The board. That has been one of the major problems in all of this. While there has been a fall-off in the standard of players that the men from the Caribbean have available, the standard of those running the game at the West Indies Cricket Board has seen an even sharper decline.

They managed to mishandle their playing staff so badly that they watched as their cricketers went on strike during a tour to India that has now led to the whole board being effectively bankrupt.

The events that followed that tawdry disaster in India have been no less damaging. Dwayne Bravo, the captain for that ill-fated trip, has been left out of the squad for the World Cup along with Keiron Pollard. The reason given was one of form. Perhaps Pollard’s patchy returns can be used to explain away his exclusion, but Bravo was named in the ICC World Team of the Year just a matter of months before he was dropped.

So it was with this backdrop that the West Indies arrived at this World Cup, and promptly began it by losing to Ireland. It was an inauspicious start, but they have beaten Pakistan and Zimbabwe since then. Granted, they lost badly to South Africa, conceding 400 in the process, and lost to India, but they have two more wins against full member nations than England have.

There is an accusation that the West Indies players do not care, and with the backdrop of pay disputes, contract issues and fallings out with the board, perhaps that would be understandable.

However, as you saw bowling coach Curtly Ambrose giving a heartfelt team talk to a group of men attentively listening, it made that accusation of not caring seem hollow, but appearances can be deceptive. The players even responded to Ambrose’s words. They never had enough runs to beat India, but they made a decent fist of defending their under par total.

Maybe the West Indies teams put more emphasis on playing T20 than they do on longer forms of the game, but that's where they are most successful, in both a cricketing and financial sense. Maybe pulling on that shirt does not mean what it once did. There are few that would blame them if they felt that way.

While there has been a massive issue of mismanagement by the board, and there is no doubt that this team is not what it was, there are very few teams that were as good as the West Indies in the Seventies and Eighties. There isn't a single side playing cricket today that comes close. Maybe there has never been a team that good before or since.

There is a danger of something being repeated often enough that it just becomes a lazy cliche. 'Look at the poor West Indies, how must Michael Holding be feeling as he is forced to watch them lose game after game.' 'They lose because they are not as good as they once were, they struggle because their infrastructure is not that strong.'

The chances are that even if they had the best administrators in the world with a fantastic first class structure they would still never have a side as good as the one that had Big C, King Viv, Mikey and the Big Bird.
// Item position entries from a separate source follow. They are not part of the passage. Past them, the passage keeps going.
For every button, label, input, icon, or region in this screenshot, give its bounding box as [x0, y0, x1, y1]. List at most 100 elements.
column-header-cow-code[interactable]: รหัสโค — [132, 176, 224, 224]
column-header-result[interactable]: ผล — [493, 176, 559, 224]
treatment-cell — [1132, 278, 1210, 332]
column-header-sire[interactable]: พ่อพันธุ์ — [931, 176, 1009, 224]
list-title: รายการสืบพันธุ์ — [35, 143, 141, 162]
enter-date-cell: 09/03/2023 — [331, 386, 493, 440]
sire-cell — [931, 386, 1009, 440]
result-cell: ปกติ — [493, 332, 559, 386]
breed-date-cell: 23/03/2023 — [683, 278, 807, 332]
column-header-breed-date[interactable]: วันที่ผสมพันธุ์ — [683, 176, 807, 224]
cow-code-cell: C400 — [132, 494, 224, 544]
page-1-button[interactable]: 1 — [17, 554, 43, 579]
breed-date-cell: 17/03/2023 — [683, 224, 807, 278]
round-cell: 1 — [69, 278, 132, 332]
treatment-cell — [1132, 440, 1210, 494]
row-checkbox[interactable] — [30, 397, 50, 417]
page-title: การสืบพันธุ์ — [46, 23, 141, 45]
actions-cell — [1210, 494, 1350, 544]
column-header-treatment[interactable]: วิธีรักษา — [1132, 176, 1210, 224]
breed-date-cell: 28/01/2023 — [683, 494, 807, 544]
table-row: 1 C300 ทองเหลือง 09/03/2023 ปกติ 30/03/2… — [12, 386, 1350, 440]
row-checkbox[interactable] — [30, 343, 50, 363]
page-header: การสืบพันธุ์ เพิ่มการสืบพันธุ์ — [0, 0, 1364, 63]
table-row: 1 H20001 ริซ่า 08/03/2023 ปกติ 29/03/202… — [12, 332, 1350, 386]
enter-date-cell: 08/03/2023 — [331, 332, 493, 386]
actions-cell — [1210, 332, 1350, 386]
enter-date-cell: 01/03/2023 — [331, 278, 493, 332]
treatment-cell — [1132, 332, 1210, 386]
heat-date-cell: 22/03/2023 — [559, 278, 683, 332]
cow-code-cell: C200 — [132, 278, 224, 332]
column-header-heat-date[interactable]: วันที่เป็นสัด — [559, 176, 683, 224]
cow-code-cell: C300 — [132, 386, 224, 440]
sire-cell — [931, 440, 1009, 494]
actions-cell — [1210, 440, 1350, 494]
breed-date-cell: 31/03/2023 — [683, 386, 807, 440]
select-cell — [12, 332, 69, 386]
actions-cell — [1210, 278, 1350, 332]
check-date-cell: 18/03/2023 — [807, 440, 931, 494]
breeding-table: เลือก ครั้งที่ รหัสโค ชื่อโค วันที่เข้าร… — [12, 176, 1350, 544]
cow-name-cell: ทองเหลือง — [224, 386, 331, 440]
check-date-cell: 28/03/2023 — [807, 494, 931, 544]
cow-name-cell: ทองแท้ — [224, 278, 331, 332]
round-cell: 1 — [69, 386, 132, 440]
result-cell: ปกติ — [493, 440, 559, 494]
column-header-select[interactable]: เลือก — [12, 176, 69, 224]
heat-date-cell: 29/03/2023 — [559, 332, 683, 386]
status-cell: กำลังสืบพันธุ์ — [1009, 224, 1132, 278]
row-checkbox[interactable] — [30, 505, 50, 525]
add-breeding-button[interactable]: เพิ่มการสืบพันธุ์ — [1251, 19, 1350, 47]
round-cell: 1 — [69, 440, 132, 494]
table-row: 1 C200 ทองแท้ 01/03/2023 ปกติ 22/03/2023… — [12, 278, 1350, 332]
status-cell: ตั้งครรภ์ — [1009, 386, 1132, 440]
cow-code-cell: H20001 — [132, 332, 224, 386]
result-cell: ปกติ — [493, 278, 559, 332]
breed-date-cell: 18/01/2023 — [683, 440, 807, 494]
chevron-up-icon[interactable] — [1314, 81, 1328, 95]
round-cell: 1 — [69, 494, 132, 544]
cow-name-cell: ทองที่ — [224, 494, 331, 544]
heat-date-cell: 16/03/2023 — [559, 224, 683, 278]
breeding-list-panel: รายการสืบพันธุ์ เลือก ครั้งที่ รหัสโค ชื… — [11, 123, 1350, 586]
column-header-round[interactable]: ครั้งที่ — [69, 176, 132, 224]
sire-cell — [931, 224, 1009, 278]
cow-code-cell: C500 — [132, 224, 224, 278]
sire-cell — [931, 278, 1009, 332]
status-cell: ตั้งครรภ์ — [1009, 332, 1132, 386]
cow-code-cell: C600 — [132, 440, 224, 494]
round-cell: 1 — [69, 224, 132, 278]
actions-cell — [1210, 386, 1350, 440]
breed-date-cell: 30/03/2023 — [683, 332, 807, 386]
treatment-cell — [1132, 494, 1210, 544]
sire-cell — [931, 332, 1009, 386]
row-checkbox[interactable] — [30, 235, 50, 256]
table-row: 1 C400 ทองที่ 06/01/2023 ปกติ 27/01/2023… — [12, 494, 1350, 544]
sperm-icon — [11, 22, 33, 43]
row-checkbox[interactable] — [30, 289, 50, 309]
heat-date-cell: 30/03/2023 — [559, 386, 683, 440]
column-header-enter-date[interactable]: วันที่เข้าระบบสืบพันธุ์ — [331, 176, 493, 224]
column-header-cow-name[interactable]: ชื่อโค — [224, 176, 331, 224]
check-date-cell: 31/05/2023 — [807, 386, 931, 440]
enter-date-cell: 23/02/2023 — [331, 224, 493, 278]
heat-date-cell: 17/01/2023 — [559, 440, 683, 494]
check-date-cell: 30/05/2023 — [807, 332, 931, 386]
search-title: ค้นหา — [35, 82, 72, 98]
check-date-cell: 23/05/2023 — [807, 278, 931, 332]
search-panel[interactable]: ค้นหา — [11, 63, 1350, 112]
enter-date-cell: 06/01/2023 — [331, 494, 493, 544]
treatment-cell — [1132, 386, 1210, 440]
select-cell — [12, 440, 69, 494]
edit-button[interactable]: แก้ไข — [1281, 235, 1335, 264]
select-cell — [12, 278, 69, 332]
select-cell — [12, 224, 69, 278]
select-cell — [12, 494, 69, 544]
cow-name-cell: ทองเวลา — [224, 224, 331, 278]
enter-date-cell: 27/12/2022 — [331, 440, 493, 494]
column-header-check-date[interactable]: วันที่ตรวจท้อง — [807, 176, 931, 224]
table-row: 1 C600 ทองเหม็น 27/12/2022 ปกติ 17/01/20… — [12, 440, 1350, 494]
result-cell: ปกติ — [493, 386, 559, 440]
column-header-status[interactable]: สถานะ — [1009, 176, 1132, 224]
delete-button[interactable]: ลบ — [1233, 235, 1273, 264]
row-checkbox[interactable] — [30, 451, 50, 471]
The real tragedy in all of this isn't the declining fortunes of the West Indies, although that is really sad. The issue is that cricket doesn't have teams that can pick up the slack of sides that have faded. There are only 10 teams that play Test cricket, when one of them goes into a downward spiral it is a massive issue for the sport.

There is still a huge amount of love for the game in the West Indies, as the success of the Caribbean Premier League has shown. It doesn't have the monopoly that it once did, but there are still people taking up the game, watching it in grounds, following this team.

But the West Indies fading is no more of a shame than Zimbabwe struggling, Pakistan not playing at home and Bangladesh stagnating.